Apesar de um assassinato seletivo de Israel ser elaborado pelas forças militares, nenhum ataque é realizado sem o aval do Primeiro-Ministro. Neste caso, quando todas as informações a respeito de um alvo estão consolidadas e a estratégia definida, é emitida uma Página Vermelha para que a autoridade máxima assine e dê início à operação.

Originalmente, a Página Vermelha tinha como objetivo alertar os cidadãos israelenses sobre ameaças iminentes, como ataques terroristas, lançamentos de mísseis ou outros incidentes de emergência. Contudo, na prática, este é um documento que autoriza a prática do assassinato seletivo.

A espada na garganta

Por mais que possa soar distópico o fato de um país ordenar que inimigos externos sejam assassinados e possuir uma estrutura organizada para isso, Israel tem seus motivos para agir desta forma.

Para começar, esse país está localizado entre diversos inimigos poderosos que gostaria que o povo judeu sequer existisse. Assim, uma “guerra total” tornaria Israel muito vulnerável e não é certo de que fosse possível dar conta de um conflito abertamente declarado. Além disso, os inimigos do Estado também são inimigos uns dos outros, sendo na maioria dos casos grupos terroristas que possuem atritos entre si. O pior tipo de situação, nesse caso, seria unir todos contra si. “Não lutar uma guerra total até que estejamos com a espada na garganta”, como diz o ditado.

Ao longo dos anos, Israel percebeu que a melhor forma de manter a segurança nacional era justamente orquestrando assassinatos seletivos contra os líderes destes grupos.
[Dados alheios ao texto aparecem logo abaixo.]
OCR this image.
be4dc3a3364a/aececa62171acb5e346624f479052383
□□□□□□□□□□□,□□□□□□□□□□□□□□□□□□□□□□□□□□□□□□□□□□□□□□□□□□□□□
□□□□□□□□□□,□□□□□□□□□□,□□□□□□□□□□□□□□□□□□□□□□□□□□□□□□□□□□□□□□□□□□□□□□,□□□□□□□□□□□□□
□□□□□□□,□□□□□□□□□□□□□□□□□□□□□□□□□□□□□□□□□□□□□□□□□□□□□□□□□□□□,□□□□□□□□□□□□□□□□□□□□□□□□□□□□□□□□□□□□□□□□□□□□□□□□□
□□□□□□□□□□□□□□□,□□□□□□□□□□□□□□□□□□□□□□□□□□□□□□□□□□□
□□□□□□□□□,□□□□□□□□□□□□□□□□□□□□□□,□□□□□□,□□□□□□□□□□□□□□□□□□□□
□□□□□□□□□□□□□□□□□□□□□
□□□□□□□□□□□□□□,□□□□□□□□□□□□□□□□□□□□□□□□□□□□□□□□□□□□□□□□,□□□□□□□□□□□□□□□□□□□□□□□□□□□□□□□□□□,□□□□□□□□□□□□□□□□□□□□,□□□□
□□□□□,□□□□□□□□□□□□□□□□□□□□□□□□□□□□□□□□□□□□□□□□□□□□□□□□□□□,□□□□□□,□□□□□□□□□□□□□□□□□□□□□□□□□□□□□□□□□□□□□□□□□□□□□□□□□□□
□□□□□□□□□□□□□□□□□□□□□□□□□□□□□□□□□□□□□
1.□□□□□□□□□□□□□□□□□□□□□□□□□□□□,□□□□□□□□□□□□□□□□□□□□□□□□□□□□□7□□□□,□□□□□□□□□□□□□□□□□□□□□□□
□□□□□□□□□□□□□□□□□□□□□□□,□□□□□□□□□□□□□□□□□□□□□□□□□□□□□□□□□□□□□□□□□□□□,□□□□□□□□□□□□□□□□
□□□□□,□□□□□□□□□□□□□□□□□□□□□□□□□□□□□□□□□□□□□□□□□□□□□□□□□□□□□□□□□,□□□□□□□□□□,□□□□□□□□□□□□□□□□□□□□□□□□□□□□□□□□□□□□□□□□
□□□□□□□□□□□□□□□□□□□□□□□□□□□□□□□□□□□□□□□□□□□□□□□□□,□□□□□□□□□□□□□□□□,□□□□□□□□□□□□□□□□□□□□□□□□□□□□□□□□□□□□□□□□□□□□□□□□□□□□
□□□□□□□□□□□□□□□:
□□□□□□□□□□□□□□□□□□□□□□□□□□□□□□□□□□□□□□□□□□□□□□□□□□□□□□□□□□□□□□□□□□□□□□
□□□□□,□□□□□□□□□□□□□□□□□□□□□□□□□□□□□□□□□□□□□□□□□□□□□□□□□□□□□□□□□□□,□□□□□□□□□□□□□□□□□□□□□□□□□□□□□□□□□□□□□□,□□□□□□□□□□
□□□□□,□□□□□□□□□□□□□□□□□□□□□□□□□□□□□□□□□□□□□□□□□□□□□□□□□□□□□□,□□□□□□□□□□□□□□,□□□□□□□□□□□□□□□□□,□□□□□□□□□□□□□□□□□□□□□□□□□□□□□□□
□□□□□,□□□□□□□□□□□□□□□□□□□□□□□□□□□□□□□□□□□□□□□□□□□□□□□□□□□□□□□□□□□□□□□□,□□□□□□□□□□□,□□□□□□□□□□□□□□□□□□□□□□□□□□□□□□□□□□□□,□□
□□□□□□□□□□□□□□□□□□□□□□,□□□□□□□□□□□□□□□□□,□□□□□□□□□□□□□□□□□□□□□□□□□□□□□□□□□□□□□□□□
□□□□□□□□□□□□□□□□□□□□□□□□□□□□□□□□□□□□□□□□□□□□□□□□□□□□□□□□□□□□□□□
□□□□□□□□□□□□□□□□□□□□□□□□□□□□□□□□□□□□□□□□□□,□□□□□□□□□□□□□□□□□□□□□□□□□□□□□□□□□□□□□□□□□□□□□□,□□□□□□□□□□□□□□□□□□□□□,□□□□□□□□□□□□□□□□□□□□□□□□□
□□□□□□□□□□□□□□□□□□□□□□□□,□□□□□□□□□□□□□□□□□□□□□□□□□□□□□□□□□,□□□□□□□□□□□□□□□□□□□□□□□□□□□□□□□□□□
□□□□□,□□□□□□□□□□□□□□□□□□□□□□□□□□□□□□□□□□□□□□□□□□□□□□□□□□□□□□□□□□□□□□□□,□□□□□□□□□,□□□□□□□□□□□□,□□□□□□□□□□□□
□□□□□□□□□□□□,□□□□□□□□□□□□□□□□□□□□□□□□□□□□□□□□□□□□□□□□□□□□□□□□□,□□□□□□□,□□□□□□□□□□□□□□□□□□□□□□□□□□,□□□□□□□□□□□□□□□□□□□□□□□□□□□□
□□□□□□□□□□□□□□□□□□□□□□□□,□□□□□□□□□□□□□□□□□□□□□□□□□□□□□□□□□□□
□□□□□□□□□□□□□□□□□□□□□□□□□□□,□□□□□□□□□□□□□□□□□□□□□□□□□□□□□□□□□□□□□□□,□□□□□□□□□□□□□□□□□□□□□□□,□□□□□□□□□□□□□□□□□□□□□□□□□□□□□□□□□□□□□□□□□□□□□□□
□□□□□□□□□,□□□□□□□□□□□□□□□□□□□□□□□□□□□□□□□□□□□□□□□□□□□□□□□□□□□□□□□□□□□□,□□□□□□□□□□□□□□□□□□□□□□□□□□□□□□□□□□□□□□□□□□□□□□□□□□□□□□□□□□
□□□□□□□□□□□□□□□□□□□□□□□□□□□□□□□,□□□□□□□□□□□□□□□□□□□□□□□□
Esse arrazoado foi levantado após ser constatado que essas organizações terroristas, quase todas de matriz islâmica, costumam se organizar justamente ao redor de figuras religiosas de destaque. Além disso, seguindo a doutrina militar que precisa de uma estrutura hierárquica de comando, praticamente nada pode ser feito sem que um “general” esteja por detrás das estratégias e ordens.

Em resumo: para evitar ou mitigar qualquer problema que possa vir a ser um risco para a segurança nacional, o mais eficiente é justamente atacar o “coração” destas ameaças e deixar que o resto se desmantele sozinho. A eficiência deste tipo de ataque é questionável, mas, eficiente ou não, esta prática é seguida desde a criação do Estado de Israel até hoje.

Tais ações costumam ser uma espécie de tabu na mídia israelense. Isso ocorre porque os próprios donos dos veículos de comunicação costumam impor uma “auto censura” em seus jornalistas. Desde o século passado, uma vez por ano, todos os proprietários e editores destes jornais são convocados para uma reunião com o primeiro-ministro em pessoa. Nestes encontros, a autoridade máxima do país compartilha alguns segredos com estes jornalistas para alimentar seu espírito patriótico e fazê-los entender que o controle de informações é algo importante contra os inimigos. O fato é que tal medida costuma funcionar neste sentido.

Em ação

Em setembro de 2024, um episódio chamou atenção de todo o mundo quando diversos pagers explodiram no Líbano. Os alvos eram membros do Hezbollah. Uma reportagem publicada pelo “The New York Times” afirmou que o estado de Israel montou uma operação que consistia em uma empresa de fachada que vendeu os equipamentos com explosivos, já esperando o momento certo para que o ataque fosse concretizado. Este tipo de ataque pode parecer algo extraordinário e até mesmo cinematográfico, mas isso é praticamente rotina para o Mossad.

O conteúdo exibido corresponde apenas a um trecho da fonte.